The thoughts and feelings from someone living with long term depression
Today I’m very tired, yesterday I really pushed myself and was busy for the whole day. First I had my counseling session, and then after lunch I went to volunteer in a charity shop I sometimes do some work for. And I drove despite the weather. It was snowing, or hailing or something like that, and I was really worried it would settle. But it didn’t and all I had to deal with was awful traffic! But that’s to be expected in the miserable British weather we’ve been having!!!
The strangest thing I did while I was at the shop, was I bought something for £35! There where 3 real fur stoles that had been donated, obviously antique ones. I bought the red fox one, and I instantly loved it as soon as I saw it! But I’m not sure I’d ever wear it now that I’ve got it home. Somehow it doesn’t feel right. Should I be sad that 50 or more years ago someone killed a fox just for its fur? I really love foxes, and at the back of my mind I think one of the reasons I bought it was because I didn’t want anyone to wear it. A bit of a battle going on in my head about it!
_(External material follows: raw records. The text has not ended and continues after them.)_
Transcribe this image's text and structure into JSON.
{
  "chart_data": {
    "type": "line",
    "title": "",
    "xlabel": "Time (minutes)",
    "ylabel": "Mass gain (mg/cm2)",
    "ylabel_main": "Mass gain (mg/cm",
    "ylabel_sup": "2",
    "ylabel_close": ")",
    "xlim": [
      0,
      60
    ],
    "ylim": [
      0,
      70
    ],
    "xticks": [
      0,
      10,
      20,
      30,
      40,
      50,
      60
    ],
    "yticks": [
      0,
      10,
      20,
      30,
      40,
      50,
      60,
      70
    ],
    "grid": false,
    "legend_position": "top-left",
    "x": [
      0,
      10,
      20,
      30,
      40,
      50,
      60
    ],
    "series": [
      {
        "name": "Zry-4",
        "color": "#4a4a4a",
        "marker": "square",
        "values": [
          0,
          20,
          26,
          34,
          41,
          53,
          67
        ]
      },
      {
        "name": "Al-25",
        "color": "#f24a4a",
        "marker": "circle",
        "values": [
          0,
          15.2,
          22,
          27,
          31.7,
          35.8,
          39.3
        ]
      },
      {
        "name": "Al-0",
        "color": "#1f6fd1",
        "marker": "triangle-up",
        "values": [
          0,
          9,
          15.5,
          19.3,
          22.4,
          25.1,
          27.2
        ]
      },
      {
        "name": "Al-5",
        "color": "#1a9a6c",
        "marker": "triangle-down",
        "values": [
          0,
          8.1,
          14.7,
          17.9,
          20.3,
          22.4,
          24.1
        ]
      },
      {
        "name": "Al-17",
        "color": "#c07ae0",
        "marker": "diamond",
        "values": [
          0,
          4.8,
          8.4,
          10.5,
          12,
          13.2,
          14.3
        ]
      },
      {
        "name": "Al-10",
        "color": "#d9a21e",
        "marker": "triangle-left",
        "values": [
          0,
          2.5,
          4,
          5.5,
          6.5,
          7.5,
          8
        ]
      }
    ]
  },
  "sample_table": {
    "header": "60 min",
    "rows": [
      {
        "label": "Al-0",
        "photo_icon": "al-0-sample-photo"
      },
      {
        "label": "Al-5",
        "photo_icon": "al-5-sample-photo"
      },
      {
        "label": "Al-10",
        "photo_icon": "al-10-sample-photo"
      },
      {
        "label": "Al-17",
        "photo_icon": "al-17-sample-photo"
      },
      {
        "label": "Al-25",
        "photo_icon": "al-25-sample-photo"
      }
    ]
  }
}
So even with my depression I’m coping at the moment, and I even thought I’m tired today I actually did some house work. Now for most people house work is something that must be done but its a bit of a tedious annoyance to do. For people who are depressed it can be a mountain, an impossible task that takes a great deal of will power to achieve. Today it was more of a hill than a mountain, so not too hard.
So… not sure what I’m doing the rest of the day, but my counselor says I need to write a list of tasks that I need to do, and do one every day. Its really wonderful to have someone like her to support me. Its something we all could to with at some point.